La segunda vez fue cuando ya tenía 12 años. Y jamás había entendido la profundidad de aquellas lágrimas hasta hace un par de meses atrás.

– Te aconsejo que leas este libro, es muy bueno – me dijo una amiga mientras sacaba un libro de los muchos que había en su estante. No estaba muy interesado en leerlo, el título no sonaba muy interesante y ya llevaba leyendo otro buen libro y tenía otros en cola esperando. Pero no quise ser descortés y lo acepté, sin ninguna intención de leerlo.

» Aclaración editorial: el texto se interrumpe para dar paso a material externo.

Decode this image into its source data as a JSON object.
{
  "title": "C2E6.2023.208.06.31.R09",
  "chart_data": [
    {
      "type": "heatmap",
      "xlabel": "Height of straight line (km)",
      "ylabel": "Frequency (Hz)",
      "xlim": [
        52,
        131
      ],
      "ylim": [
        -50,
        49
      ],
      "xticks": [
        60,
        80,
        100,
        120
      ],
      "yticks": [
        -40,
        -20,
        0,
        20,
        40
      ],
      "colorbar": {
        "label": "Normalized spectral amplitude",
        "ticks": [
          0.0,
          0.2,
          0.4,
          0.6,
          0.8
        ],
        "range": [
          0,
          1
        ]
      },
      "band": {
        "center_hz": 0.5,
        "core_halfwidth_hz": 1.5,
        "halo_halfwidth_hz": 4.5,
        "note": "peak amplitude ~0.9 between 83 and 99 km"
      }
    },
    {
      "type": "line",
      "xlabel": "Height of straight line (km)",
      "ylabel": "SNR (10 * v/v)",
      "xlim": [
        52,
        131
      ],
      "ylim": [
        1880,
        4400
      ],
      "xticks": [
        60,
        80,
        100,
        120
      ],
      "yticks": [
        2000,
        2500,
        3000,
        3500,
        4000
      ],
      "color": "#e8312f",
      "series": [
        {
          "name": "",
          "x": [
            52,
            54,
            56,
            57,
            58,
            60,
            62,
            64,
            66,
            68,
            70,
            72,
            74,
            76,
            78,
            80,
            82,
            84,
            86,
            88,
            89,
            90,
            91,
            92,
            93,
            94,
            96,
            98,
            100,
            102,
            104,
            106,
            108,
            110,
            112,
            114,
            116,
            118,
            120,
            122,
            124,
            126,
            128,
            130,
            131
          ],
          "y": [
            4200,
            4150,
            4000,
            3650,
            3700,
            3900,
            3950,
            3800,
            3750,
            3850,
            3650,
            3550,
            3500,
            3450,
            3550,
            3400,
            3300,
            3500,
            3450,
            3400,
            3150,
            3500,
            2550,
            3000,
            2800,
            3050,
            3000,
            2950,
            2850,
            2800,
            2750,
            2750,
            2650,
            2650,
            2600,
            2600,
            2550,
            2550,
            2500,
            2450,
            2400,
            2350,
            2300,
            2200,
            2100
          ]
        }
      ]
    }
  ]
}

Como era de esperar, el libro estuvo encajonado por un tiempo junto a otros libros. Un día, mientras ordenaba mi cuarto saque mis libros y me olvidé guardar este libro. Se quedó junto a mi computadora por un par de semanas, sin que yo me molestara en guardarlo o por lo menos ojearlo. Estaba ahí como estaría una lámpara o un adorno. Un día por fin me lancé a hacer lo que debí haber hecho hace dos semanas atrás: guardarlo en el cajón junto a los otros libros. Mientras lo hacía le di una ojeada a la contra tapa, luego al prefacio, luego… no pude parar hasta terminarlo.

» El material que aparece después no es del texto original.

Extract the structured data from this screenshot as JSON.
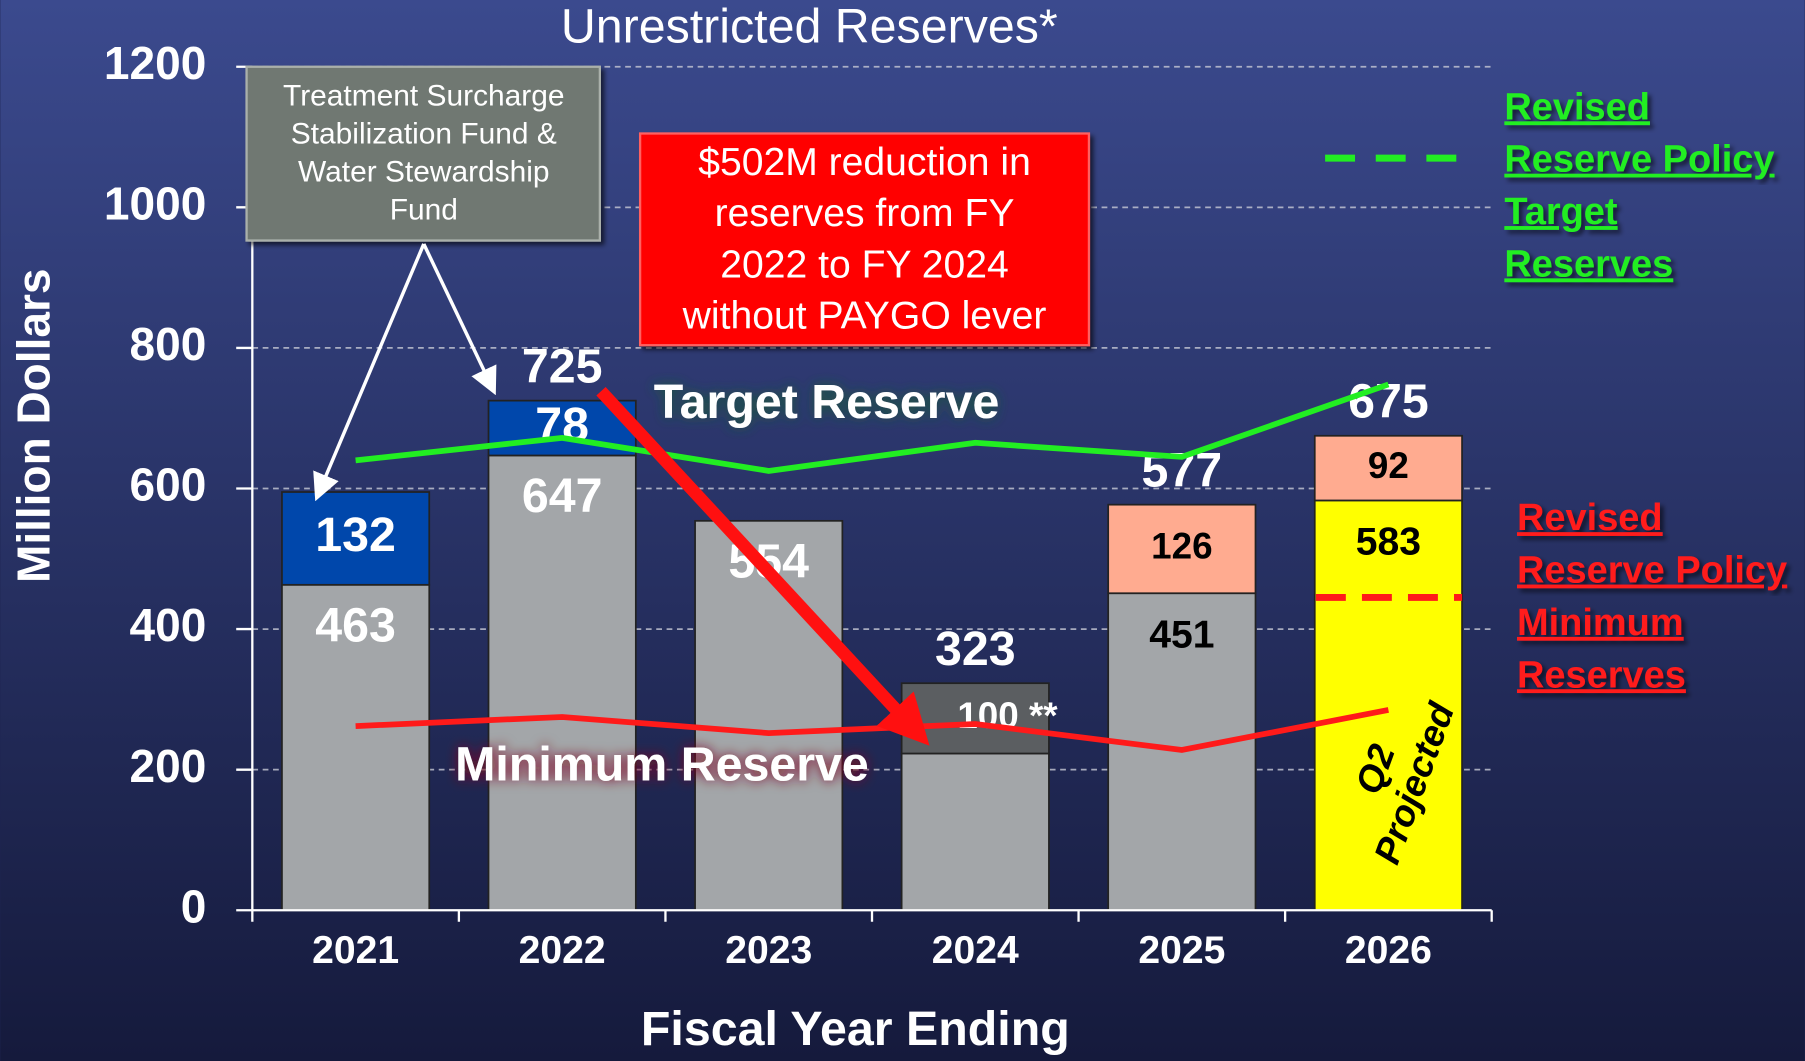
{
  "chart_data": {
    "type": "bar",
    "stacked": true,
    "title": "Unrestricted Reserves*",
    "y_label": "Million Dollars",
    "x_label": "Fiscal Year Ending",
    "categories": [
      "2021",
      "2022",
      "2023",
      "2024",
      "2025",
      "2026"
    ],
    "ylim": [
      0,
      1200
    ],
    "yticks": [
      0,
      200,
      400,
      600,
      800,
      1000,
      1200
    ],
    "grid": true,
    "series": [
      {
        "colors": [
          "#a3a6a9",
          "#a3a6a9",
          "#a3a6a9",
          "#a3a6a9",
          "#a3a6a9",
          "#ffff00"
        ],
        "values": [
          463,
          647,
          554,
          223,
          451,
          583
        ],
        "value_labels": [
          "463",
          "647",
          "554",
          null,
          "451",
          "583"
        ],
        "label_colors": [
          "#ffffff",
          "#ffffff",
          "#ffffff",
          "#ffffff",
          "#000000",
          "#000000"
        ]
      },
      {
        "colors": [
          "#0047ab",
          "#0047ab",
          null,
          "#5b5e61",
          "#ffab90",
          "#ffab90"
        ],
        "values": [
          132,
          78,
          null,
          100,
          126,
          92
        ],
        "value_labels": [
          "132",
          "78",
          null,
          "100 **",
          "126",
          "92"
        ],
        "label_colors": [
          "#ffffff",
          "#ffffff",
          null,
          "#ffffff",
          "#000000",
          "#000000"
        ]
      }
    ],
    "total_labels": [
      null,
      725,
      null,
      323,
      577,
      675
    ],
    "lines": [
      {
        "name": "Target Reserve",
        "color": "#22ee22",
        "values": [
          640,
          672,
          625,
          665,
          645,
          748
        ]
      },
      {
        "name": "Minimum Reserve",
        "color": "#ff1a1a",
        "values": [
          262,
          275,
          252,
          265,
          228,
          285
        ]
      }
    ],
    "revised_target": 1070,
    "revised_minimum": 445,
    "legend_target": [
      "Revised",
      "Reserve Policy",
      "Target",
      "Reserves"
    ],
    "legend_minimum": [
      "Revised",
      "Reserve Policy",
      "Minimum",
      "Reserves"
    ],
    "fund_note": [
      "Treatment Surcharge",
      "Stabilization Fund &",
      "Water Stewardship",
      "Fund"
    ],
    "reduction_note": [
      "$502M reduction in",
      "reserves from FY",
      "2022 to FY 2024",
      "without PAYGO lever"
    ],
    "projection_note": [
      "Q2",
      "Projected"
    ]
  }
}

Jamás un libro había despertado tantos sentimientos en mi. Reí a carcajadas, lloré, me enojé muchísimo, lancé el libro con frustración contra las paredes en mas de una ocasión. Cada página era intensa y me llevaba a encontrar heridas ocultas en lo profundo de mi.

Inmerso en aquellas páginas recordé aquella segunda vez que vi llorar a mi papá. Habíamos estado jugando con mi hermana, o peleando, que en aquel entonces era lo mismo. Y claro, dejamos la casa hecha un desorden total. Mi mamá, al ver el resultado de nuestros juegos en su living, explotó. Quizás acababa de ordenarlo y no lo habíamos notado, nunca lo hacíamos. Empezó a reñirnos, a tirar todo, estaba muy enojada. Mi papá intervino en el asunto y se armó una pelea grande entre ellos. Con mi hermana nos sentíamos culpables de todo. Pensábamos que nuestro desorden era el origen de la pelea que estaban teniendo nuestros papás.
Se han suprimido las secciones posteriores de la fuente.